© JUNGE FREIHEIT Verlag GmbH & Co. www.jungefreiheit.de 13/04 19. März 2004

Im Glashaus
Und niemals an die Leser denken: Die "Literarische Welt" beklagt eine Verluderung der Sitten, an die sie sich selber nicht hält
Thorsten Thaler

Die Klage klingt wohlfeil, doch sie ist berechtigt. Seit Martin Walsers Roman "Tod eines Kritikers" sei es Mode, so die Literarische Welt (wöchentliche, jeweils Samstag erscheinende Beilage der Tageszeitung Die Welt) in ihrer vorletzten Ausgabe, "noch nicht zu Ende lektorierte Bücher zu rezensieren, die erst Wochen später, wenn überhaupt, beim Leser ankommen". Aber, fragt das Blatt seine Leser, "wollen Sie wirklich Romane angepriesen bekommen, die Sie (so) nie werden lesen können?"

Natürlich nicht, möchte man antworten und ist geneigt, der Aufforderung der Literarischen Welt nachzukommen und die eigene Meinung per E-Post der Redaktion mitzuteilen. Da erinnert man sich gerade noch rechtzeitig an ein Vorkommnis im Frühjahr 2003.

In der Rubrik "Buch der Woche" präsentierte die Literarische Welt eine Ernst-Bloch-Biographie von Arno Münster. Die ellenlange Rezension unter der Überschrift "Marxismus auf eigene Faust" feierte das Buch als erfrischende "Wiederentdeckung der revolutionär-utopischen Denkungsart" des Philosophen Bloch. Als Verlag war Suhrkamp angegeben.

Der Schönheitsfehler dabei: Kein Leser konnte das Buch kaufen; es war noch gar nicht erschienen. Und nicht nur das, zwei Tage später, am 5. Mai, mußte die Welt melden, daß die Bloch-Biographie "auf unbestimmte Zeit verschoben" worden sei. Autor und Verlag "wollen noch maßgebliche Veränderungen am Text vornehmen", hieß es. Im Juli schließlich folgte die Nachricht, daß Suhrkamp das Buch ganz aus dem Programm genommen hat. Die Welt sah darin einen "dubiosen Vorgang" und monierte, daß dem Verlag erst nach Verschicken der Druckfahnen Zweifel an dem Buch gekommen sind.
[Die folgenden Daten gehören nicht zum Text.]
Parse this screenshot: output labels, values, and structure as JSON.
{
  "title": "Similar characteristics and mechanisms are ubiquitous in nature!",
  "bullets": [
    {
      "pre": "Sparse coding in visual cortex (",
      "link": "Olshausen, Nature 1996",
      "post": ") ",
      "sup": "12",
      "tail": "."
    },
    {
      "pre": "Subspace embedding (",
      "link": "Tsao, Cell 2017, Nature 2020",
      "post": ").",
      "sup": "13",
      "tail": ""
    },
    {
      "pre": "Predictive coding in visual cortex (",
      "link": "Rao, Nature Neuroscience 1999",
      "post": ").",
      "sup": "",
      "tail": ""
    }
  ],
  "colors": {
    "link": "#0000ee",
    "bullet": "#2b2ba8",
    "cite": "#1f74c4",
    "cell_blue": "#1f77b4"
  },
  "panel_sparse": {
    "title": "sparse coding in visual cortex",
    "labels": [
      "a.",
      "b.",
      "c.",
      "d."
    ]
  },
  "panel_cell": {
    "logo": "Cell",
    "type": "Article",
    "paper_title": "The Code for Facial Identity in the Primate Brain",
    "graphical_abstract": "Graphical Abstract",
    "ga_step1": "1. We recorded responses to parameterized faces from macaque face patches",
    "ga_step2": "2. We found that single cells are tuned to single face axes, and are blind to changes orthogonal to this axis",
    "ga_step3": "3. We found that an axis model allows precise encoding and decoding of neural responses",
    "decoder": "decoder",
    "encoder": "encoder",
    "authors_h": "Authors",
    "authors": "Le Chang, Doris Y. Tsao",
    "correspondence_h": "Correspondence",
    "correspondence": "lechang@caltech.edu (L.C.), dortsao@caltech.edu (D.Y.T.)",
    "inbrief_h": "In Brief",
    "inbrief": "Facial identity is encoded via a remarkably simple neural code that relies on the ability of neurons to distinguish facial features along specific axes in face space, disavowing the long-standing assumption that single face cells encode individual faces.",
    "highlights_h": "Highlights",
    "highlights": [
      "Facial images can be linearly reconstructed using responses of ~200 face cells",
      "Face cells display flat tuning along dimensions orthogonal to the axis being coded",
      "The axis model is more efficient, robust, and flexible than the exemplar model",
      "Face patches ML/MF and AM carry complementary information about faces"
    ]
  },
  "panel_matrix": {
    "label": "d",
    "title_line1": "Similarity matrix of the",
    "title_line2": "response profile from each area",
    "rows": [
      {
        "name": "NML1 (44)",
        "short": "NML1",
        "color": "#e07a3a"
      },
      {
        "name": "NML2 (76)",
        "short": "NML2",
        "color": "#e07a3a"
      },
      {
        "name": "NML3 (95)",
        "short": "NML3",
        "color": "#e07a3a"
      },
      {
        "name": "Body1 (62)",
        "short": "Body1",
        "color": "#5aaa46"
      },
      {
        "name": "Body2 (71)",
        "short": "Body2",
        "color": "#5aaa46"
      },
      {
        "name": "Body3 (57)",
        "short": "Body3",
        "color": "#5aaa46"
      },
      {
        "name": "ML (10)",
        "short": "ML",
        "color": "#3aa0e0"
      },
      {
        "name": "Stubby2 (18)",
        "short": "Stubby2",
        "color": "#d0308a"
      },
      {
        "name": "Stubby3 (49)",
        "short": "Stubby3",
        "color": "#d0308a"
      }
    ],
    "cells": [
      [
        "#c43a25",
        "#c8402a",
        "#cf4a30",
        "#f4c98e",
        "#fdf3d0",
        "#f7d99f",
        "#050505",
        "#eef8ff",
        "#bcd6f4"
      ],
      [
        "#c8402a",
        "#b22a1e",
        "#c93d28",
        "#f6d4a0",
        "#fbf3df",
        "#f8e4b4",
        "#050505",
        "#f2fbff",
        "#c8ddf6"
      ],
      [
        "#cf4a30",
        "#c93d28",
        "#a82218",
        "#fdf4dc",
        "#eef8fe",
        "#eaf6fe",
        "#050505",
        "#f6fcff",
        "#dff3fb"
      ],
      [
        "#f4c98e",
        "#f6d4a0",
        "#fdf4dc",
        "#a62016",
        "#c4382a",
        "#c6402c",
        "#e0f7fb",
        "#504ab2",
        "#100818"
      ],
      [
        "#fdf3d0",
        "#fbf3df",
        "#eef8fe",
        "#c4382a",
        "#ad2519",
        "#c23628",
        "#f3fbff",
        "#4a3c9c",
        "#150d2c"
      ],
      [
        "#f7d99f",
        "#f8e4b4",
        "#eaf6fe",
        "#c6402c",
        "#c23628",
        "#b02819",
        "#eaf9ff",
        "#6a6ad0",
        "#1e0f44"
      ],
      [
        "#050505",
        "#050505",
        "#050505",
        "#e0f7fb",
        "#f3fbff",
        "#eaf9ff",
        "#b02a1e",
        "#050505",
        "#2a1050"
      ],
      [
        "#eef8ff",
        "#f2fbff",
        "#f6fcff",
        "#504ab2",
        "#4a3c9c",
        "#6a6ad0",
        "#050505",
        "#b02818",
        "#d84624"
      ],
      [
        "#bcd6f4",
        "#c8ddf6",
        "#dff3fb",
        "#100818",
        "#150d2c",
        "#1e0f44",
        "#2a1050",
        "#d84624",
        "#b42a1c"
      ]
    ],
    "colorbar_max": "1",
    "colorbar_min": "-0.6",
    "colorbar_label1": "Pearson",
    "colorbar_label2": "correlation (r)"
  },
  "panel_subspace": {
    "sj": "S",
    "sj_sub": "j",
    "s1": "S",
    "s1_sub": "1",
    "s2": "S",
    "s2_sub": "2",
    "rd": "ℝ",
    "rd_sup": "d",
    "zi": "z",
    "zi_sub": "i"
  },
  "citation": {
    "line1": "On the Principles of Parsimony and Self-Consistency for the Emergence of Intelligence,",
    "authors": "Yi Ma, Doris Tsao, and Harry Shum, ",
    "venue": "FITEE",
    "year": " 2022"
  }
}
Nun mögen die Umstände des Rückziehers von Suhrkamp seinerzeit fragwürdig gewesen sein, die jetzige Klage der Literarischen Welt aber ist definitiv zynisch und heuchlerisch! Niemand hat schließlich die Redaktion gezwungen, ein Buch anzupreisen, das noch nicht im Handel war und das die Leser (so) nie werden lesen können.